Ich tastete meine Hosentaschen nach Geld ab, fand aber leider nichts. Da fiel mir das kleine Sparschwein in der Stube ein. Bingo...ich klaute mir fünf Euro und verließ die Wohnung. Den würde ich mir eben einen Döner holen müssen, wenn hier alles alle war. Der Dönerladen war heute erstaunig leer, bis auf zwei Tische an denen ein paar Jugendliche saßen. Ich bestellte mir einen Döner mit extra viel Fleisch und setzte mich an einen Tisch in der hintersten Ecke. Ich musste nicht besonders lange warten und bekam meinen Teller. Hinter dem Mitarbeiter der mir mein Essen brachte tauchte plötzlich ein Junge auf. Ich kannte ihn vom sehen und vermutete ihn in meinem Alter.
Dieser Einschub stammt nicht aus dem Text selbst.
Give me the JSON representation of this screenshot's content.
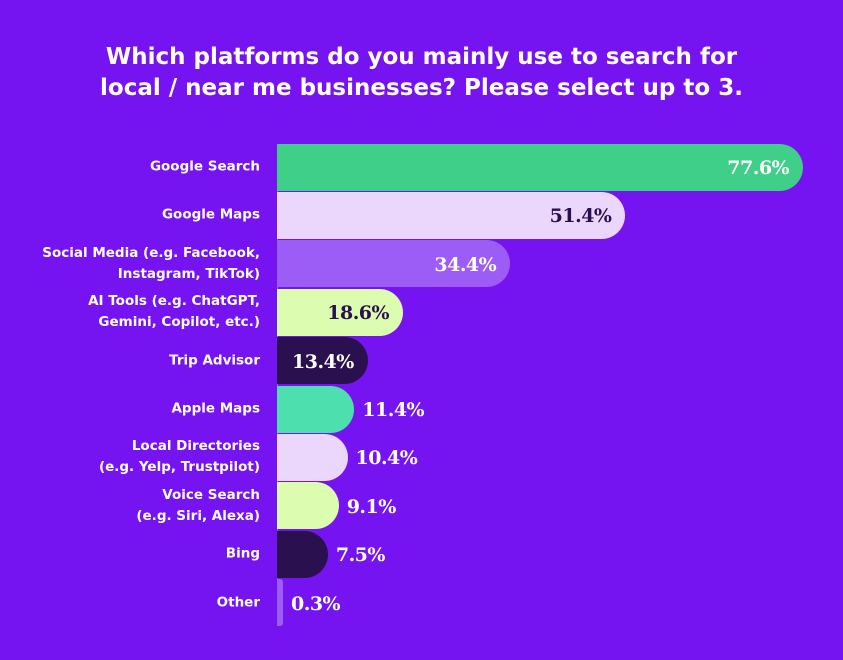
{
  "chart_data": {
    "type": "bar",
    "orientation": "horizontal",
    "title_lines": [
      "Which platforms do you mainly use to search for",
      "local / near me businesses? Please select up to 3."
    ],
    "unit": "%",
    "xlim": [
      0,
      100
    ],
    "grid": false,
    "categories": [
      [
        "Google Search"
      ],
      [
        "Google Maps"
      ],
      [
        "Social  Media (e.g. Facebook,",
        "Instagram, TikTok)"
      ],
      [
        "AI Tools (e.g. ChatGPT,",
        "Gemini, Copilot, etc.)"
      ],
      [
        "Trip Advisor"
      ],
      [
        "Apple Maps"
      ],
      [
        "Local Directories",
        "(e.g. Yelp, Trustpilot)"
      ],
      [
        "Voice Search",
        "(e.g. Siri, Alexa)"
      ],
      [
        "Bing"
      ],
      [
        "Other"
      ]
    ],
    "values": [
      77.6,
      51.4,
      34.4,
      18.6,
      13.4,
      11.4,
      10.4,
      9.1,
      7.5,
      0.3
    ],
    "value_labels": [
      "77.6%",
      "51.4%",
      "34.4%",
      "18.6%",
      "13.4%",
      "11.4%",
      "10.4%",
      "9.1%",
      "7.5%",
      "0.3%"
    ],
    "bar_colors": [
      "#3fcf88",
      "#ebd7fb",
      "#9c5cf6",
      "#dcfcaf",
      "#2b1050",
      "#4edfae",
      "#ebd7fb",
      "#dcfcaf",
      "#2b1050",
      "#9c5cf6"
    ],
    "value_label_colors": [
      "#ffffff",
      "#2b1050",
      "#ffffff",
      "#2b1050",
      "#ffffff",
      "#ffffff",
      "#ffffff",
      "#ffffff",
      "#ffffff",
      "#ffffff"
    ],
    "value_label_position": [
      "inside",
      "inside",
      "inside",
      "inside",
      "inside",
      "outside",
      "outside",
      "outside",
      "outside",
      "outside"
    ]
  },
  "colors": {
    "background": "#7614f1",
    "axis": "#9a5cf6"
  }
}
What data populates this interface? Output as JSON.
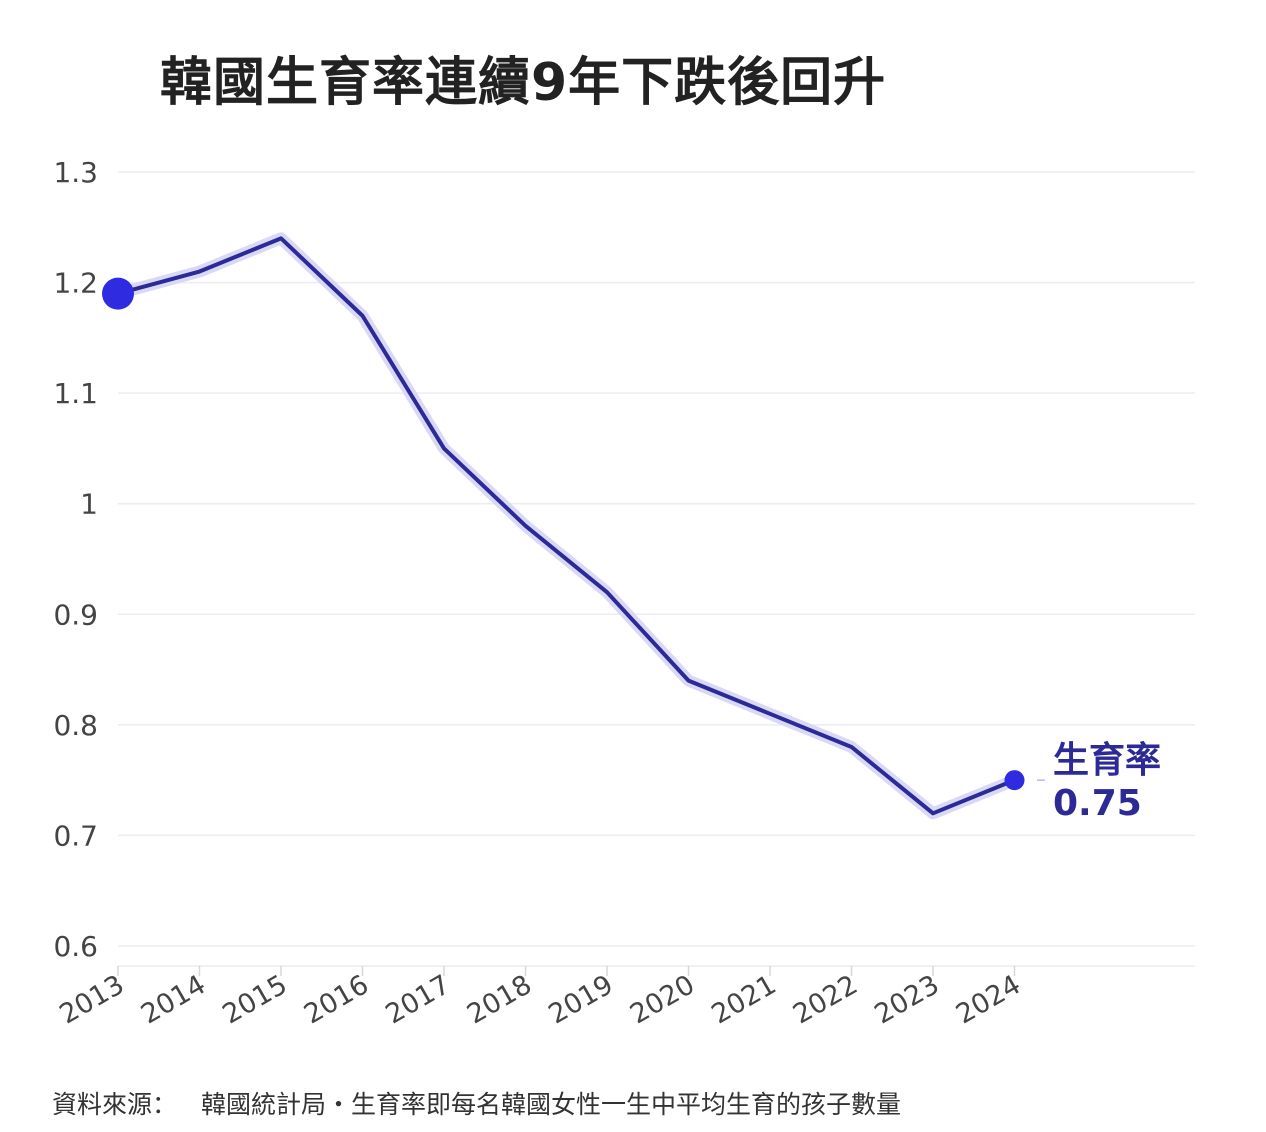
{
  "title": "韓國生育率連續9年下跌後回升",
  "source": {
    "label": "資料來源：",
    "text": "韓國統計局・生育率即每名韓國女性一生中平均生育的孩子數量"
  },
  "colors": {
    "line": "#2b2a96",
    "marker": "#2f2be0",
    "glow": "#d9d8f7",
    "grid": "#ececf2",
    "label": "#2b2a96"
  },
  "chart_data": {
    "type": "line",
    "title": "韓國生育率連續9年下跌後回升",
    "xlabel": "",
    "ylabel": "",
    "x": [
      "2013",
      "2014",
      "2015",
      "2016",
      "2017",
      "2018",
      "2019",
      "2020",
      "2021",
      "2022",
      "2023",
      "2024"
    ],
    "series": [
      {
        "name": "生育率",
        "values": [
          1.19,
          1.21,
          1.24,
          1.17,
          1.05,
          0.98,
          0.92,
          0.84,
          0.81,
          0.78,
          0.72,
          0.75
        ]
      }
    ],
    "ylim": [
      0.6,
      1.3
    ],
    "yticks": [
      "1.3",
      "1.2",
      "1.1",
      "1",
      "0.9",
      "0.8",
      "0.7",
      "0.6"
    ],
    "grid": true,
    "end_label": {
      "name": "生育率",
      "value": "0.75"
    }
  }
}
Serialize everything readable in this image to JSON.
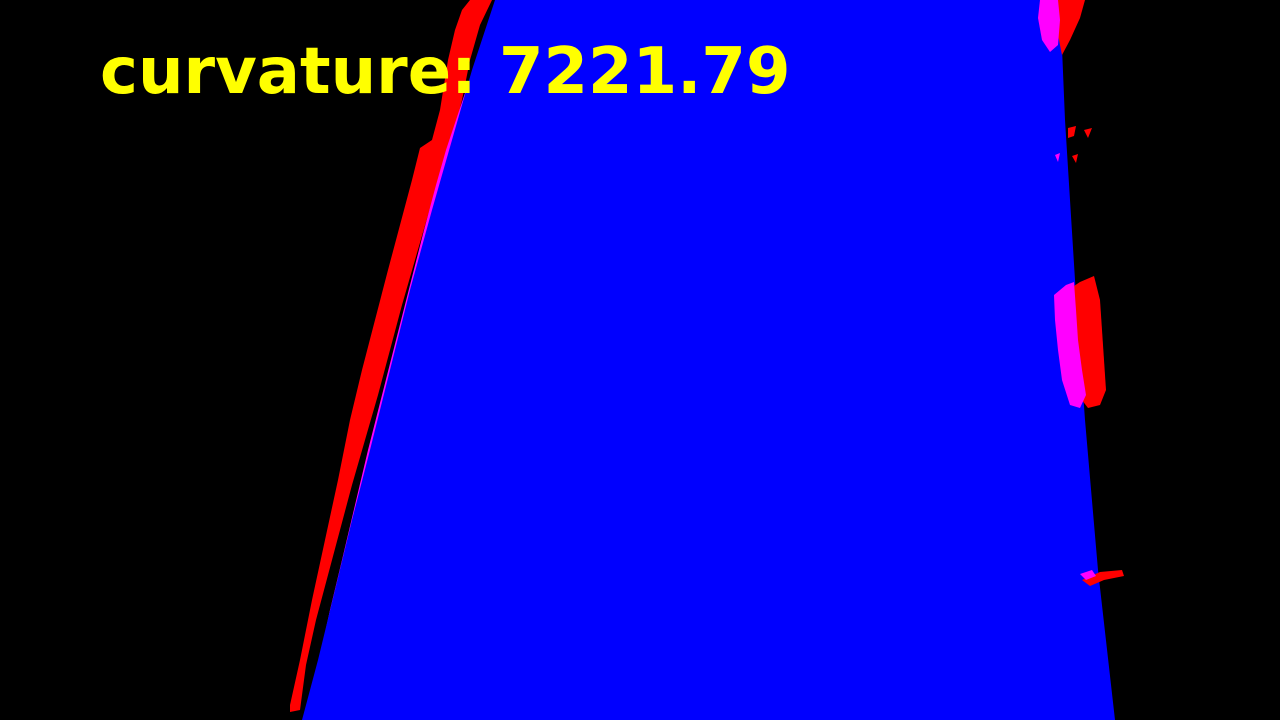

"Hey, kann ich mich setzen?", fragte er.
"Klar....warum nicht." Ich deutete mit dem Zeigefinger auf den Stuhl mir gegenüber.
"Ich bin Sascha und du?"
"Gute Frage..." Ich wusste wirklich nicht was ich darauf antworten sollte. Also Sonja und Roy nannten mich seit neuesten immer "Hero". Warum auch immer. Ich hatte einmal nachgefragt wieso sie das taten, aber sie gaben mir keine Antwort. Hero war echt ein dummer Name, wenn man bedachte was er übersetzt ins Deutsche hieß. Wenn ich wenigstens ein Superheld wäre, aber so. Sascha sah mich fragend an:
"Warum eine Gute Frage? Ist doch ganz normal." Ich kannte ihn zwar nicht, entschied mich aber dazu ihm die Wahrheit zu sagen. Viel passieren konnte ja nicht, außer das er mich für verrückt erklärte, weil er mir nicht glaubte:
"Ja, die Frage ist total normal. Jedenfalls für alle anderen Menschen hier im Raum, aber ich kann sie dir leider nicht beantworten." Ich zuckte stumm mit den Schultern.
"Darf ich fragen warum?"
"...aehm klar. Ich hab mein Gedächtnis verloren und weiß es einfach nicht. Im Grunde genommen weiß ich nichts über mich. " Im ersten Moment sah mich Sascha streng an und betrachtete mich von unten bis oben:
"Kein Witz?"
"Nein.", ich schüttelte den Kopf.
"Mhhh. Wie ist das passiert?"
"Du glaubst mir?"
"Sollte ich nicht?"
"Doch. Doch. Klar..." Bevor ich antworten konnte fiel er mir ins Wort:
"Wenn du lügst bekomme ich das schon mit. Ich habe eine gute Menschenkenntnis und merke wenn jemand lügt und wenn nicht. Also....wie ist das passiert?"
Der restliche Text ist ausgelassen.